Le Parlement danois a voté ce jour l'interdiction de porter des vêtements qui cachent le visage dans l'espace public. En réaction, Gauri von Gulik, directrice pour l'Europe à Amnesty International, a déclaré :

« Toutes les femmes devraient être libres de se vêtir comme elles le souhaitent et de porter des vêtements qui expriment leur identité ou leurs croyances. Cette interdiction aura un effet particulièrement négatif sur les femmes musulmanes qui choisissent de porter le niqab ou la burqa.

« Si certaines restrictions précises au port du voile intégral peuvent s'avérer légitimes pour des raisons de sécurité publique, cette interdiction totale n'est ni nécessaire ni proportionnée et bafoue les droits à la liberté  d'expression et de religion.

« Si l'intention de cette loi est de protéger les droits des femmes, c'est un échec total.

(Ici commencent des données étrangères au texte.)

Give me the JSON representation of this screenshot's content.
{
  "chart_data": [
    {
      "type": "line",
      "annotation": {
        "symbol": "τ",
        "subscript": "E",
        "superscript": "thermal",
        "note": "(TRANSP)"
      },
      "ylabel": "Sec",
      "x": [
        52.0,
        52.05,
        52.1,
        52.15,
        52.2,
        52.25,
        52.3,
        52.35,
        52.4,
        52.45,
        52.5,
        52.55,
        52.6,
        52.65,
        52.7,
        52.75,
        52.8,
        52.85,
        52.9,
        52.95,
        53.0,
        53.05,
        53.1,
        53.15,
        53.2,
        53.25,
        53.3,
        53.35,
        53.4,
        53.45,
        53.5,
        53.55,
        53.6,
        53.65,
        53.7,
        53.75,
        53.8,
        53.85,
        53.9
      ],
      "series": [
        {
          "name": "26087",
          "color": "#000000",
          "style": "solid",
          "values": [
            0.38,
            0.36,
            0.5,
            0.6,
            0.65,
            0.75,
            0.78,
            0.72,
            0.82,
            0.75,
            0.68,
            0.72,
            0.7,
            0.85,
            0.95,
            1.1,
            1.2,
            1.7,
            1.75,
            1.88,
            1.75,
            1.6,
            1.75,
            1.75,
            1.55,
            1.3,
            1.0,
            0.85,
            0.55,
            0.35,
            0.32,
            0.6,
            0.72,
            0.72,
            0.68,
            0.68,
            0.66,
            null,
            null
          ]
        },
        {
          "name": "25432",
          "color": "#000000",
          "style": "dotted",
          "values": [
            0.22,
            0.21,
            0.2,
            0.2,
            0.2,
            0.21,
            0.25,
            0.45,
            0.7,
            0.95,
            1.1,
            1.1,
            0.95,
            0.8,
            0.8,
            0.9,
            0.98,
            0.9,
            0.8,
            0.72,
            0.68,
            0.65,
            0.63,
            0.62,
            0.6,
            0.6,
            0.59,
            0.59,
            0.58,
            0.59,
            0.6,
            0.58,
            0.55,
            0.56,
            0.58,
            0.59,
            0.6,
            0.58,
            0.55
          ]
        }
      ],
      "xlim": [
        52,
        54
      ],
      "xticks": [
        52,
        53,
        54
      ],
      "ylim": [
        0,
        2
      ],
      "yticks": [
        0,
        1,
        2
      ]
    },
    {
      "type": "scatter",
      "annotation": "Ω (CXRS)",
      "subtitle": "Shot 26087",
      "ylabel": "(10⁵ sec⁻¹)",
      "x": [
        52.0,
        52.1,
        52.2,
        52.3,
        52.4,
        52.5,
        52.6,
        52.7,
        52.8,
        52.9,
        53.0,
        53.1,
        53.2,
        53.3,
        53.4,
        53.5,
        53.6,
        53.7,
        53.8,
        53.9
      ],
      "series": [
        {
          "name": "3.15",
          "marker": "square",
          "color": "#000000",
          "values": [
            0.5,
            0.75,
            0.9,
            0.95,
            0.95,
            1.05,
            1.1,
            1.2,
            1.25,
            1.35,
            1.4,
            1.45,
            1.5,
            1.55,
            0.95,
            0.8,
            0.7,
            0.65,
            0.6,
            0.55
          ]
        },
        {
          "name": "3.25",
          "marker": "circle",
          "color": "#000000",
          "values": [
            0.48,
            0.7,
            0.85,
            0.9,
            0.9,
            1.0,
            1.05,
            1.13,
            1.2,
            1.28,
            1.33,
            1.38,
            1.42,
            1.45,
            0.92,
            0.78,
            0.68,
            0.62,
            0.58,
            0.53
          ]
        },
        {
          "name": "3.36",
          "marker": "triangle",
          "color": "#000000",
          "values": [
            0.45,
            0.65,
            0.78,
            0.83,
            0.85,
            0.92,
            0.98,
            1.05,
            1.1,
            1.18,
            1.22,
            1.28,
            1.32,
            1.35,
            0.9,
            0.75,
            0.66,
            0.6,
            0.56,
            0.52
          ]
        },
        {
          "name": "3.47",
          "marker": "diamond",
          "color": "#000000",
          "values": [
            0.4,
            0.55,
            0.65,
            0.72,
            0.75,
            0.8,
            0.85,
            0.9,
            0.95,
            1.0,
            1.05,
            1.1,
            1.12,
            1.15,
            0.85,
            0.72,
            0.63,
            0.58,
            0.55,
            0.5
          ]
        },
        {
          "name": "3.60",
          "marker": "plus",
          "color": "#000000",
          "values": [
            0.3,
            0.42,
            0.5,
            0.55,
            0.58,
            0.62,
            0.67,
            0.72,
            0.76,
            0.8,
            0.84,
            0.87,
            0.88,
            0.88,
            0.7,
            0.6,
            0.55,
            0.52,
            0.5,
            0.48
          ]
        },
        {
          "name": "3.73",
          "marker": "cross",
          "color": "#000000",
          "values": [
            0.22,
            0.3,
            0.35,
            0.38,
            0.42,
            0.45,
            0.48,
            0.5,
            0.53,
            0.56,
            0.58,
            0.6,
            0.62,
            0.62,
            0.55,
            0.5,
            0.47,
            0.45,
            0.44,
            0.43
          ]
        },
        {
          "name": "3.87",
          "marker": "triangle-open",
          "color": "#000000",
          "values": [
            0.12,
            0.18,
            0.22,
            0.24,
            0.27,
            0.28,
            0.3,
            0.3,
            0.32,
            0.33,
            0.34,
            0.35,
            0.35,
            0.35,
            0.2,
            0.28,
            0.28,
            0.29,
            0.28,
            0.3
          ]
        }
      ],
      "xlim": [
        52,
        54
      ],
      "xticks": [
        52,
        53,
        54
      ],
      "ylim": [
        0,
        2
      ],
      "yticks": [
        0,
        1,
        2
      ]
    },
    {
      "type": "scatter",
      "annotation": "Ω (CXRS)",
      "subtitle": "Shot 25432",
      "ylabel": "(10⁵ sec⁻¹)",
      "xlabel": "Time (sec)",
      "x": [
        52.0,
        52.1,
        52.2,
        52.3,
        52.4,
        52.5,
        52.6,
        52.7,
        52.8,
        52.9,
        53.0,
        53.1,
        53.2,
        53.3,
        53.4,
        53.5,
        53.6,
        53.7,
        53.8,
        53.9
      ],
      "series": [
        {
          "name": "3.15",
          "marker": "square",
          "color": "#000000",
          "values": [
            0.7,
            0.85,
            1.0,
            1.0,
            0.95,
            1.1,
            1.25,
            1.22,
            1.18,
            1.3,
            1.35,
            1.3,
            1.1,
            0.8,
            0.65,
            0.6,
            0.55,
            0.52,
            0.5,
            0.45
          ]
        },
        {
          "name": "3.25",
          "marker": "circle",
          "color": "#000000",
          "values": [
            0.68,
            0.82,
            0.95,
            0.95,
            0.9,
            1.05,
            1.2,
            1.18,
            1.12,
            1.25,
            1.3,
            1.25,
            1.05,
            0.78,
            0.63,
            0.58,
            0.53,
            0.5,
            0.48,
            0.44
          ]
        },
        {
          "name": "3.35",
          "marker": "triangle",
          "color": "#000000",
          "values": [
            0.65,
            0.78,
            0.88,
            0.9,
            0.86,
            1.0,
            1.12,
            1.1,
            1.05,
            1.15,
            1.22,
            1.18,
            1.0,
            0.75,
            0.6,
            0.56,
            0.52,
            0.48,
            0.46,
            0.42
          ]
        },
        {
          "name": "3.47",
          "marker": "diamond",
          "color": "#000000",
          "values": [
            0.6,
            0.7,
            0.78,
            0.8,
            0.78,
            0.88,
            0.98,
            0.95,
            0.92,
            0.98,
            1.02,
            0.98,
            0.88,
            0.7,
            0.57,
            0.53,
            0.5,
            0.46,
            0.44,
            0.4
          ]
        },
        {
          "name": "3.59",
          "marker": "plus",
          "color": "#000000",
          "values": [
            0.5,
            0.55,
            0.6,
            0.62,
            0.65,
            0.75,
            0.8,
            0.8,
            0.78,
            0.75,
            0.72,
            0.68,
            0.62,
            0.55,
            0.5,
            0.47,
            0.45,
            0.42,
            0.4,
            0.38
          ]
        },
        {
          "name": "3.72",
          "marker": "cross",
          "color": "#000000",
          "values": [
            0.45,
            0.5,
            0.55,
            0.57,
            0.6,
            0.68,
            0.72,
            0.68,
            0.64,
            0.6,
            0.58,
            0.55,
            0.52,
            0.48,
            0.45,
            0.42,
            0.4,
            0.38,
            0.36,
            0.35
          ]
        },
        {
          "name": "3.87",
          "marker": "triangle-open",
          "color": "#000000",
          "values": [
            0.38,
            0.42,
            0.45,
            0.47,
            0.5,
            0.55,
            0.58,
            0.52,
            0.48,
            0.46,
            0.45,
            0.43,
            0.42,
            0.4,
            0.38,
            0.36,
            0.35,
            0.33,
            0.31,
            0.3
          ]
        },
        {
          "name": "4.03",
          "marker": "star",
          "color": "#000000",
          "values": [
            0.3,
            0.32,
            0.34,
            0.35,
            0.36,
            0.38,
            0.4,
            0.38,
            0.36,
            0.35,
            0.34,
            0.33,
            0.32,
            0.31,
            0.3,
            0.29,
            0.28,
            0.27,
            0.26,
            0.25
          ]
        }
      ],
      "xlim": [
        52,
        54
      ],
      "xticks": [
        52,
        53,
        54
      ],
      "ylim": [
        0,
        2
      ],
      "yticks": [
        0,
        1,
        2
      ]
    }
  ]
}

En fait, elle criminalise les femmes pour le choix de leur tenue et va donc à l'encontre des libertés que le Danemark prétend défendre. »

Complément d’information

L’adoption de cette loi au Danemark fait suite à de récentes interdictions analogues concernant le voile intégral en Belgique, en France, en Bulgarie et dans des cantons suisses.

Au Danemark, cette interdiction de se couvrir le visage dans l'espace public englobe le niqab et la burka, ainsi que les fausses barbes, les masques et autres accessoires destinés à dissimuler le visage. Les principaux arguments des partisans de la nouvelle loi portaient sur la nécessité présumée de veiller à ce qu'aucune femme ou fille musulmane ne soit contrainte de couvrir son visage. Selon eux, elle contribuera à une meilleure intégration des demandeurs d'asile et des migrants dans la société danoise.